A travers cette opposition, entre un superflic aux méthodes expéditives d’un autre temps et un autre rongé par l’ambition et l’amertume, Olivier Marchal dépeint non seulement une certaine réalité policière mais s’en sert surtout pour construire cette fresque grandiloquente broyant les êtres comme des petits soldats. La sincérité du projet lui fait parfois tutoyer le ridicule, sans toutefois le toucher, dans des élans lyriques auxquels le public n’est plus habitué. Pourtant, dans son ensemble, 36 Quai des Orfèvres est une réappropriation flamboyante de ses modèles, de Jean-Pierre Melville à Michael Mann, en passant par Sidney Lumet. Heat et Contre-enquête sont d’ailleurs cités explicitement, à l’image d’autres jalons essentiels du genre qui s’invitent parfois le temps d’un plan évocateur. D’ailleurs, 36 Quai des Orfèvres transpire le grand cinéma par tous les pores, à tel point que la comparaison dont il fut victime à sa sortie (un film calibré pour une diffusion à 20h30 sur TF1) est une aberration totale. Il y a plus de cinéma dans ce film que dans les 3/4 de la production française de ces dernières années. Olivier Marchal soigne particulièrement son découpage et sa mise en scène, donnant du corps à son récit.

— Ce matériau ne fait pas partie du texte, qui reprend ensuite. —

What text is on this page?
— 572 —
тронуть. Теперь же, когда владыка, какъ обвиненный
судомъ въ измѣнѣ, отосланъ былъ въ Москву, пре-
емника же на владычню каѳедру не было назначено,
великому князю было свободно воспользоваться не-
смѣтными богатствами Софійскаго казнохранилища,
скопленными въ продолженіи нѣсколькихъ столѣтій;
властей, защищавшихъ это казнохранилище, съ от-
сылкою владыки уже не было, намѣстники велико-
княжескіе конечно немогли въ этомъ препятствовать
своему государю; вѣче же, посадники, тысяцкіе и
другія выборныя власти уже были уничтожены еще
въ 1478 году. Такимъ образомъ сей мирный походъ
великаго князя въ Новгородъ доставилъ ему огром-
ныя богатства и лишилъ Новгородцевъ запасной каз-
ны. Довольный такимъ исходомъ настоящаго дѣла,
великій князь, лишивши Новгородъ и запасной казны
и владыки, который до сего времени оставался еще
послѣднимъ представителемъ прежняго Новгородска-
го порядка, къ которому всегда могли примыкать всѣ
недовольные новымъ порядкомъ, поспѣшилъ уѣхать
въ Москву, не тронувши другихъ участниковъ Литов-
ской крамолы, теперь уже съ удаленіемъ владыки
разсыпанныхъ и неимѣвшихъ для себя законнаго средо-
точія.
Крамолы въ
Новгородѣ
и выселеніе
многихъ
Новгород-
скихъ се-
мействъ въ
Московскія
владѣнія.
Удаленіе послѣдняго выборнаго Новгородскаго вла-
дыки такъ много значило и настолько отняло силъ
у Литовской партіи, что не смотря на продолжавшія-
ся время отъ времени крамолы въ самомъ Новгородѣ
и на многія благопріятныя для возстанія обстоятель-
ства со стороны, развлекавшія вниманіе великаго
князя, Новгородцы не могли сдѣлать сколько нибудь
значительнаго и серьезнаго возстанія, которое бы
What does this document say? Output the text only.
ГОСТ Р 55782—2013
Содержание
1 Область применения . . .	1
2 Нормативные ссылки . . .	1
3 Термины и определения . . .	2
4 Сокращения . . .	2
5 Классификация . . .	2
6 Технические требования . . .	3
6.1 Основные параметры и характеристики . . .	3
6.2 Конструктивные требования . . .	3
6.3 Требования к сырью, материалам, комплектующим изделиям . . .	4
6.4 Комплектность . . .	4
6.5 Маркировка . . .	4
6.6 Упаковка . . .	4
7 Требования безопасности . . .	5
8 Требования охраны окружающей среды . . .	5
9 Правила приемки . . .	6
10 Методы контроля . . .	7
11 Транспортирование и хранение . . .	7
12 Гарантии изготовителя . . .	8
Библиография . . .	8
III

Il filme un enfer, construit des cadres toujours riches et développe une grammaire classique mais toujours efficace, le tout baigné dans une lumière marquant un peu plus les épreuves des visages, signée Denis Rouden. Comme exemple de la maîtrise purement technique du film, la fusillade centrale est un modèle. Son découpage, son rythme, sa précision chirurgicale dans les positionnements des personnages, permet une compréhension totale de la mécanique de l’action et de son lieu. On passera sur quelques facilités servant à faire progresser, car elles sont loin d’être grossières. Cette tragédie, noire à souhait, aux accents symphoniques, portée par un Daniel Auteuil et un Gérard Depardieu comme touchés par la grâce, entourés de vraies gueules de cinéma comme on n’en fait plus, possède bien quelque chose d’anachronique. Mais le film est puissant, émouvant, et dopé à l’action comme peu en sont capables aujourd’hui dans l’hexagone. Un jalon essentiel du polar made in France tout à fait digne de ses aînés.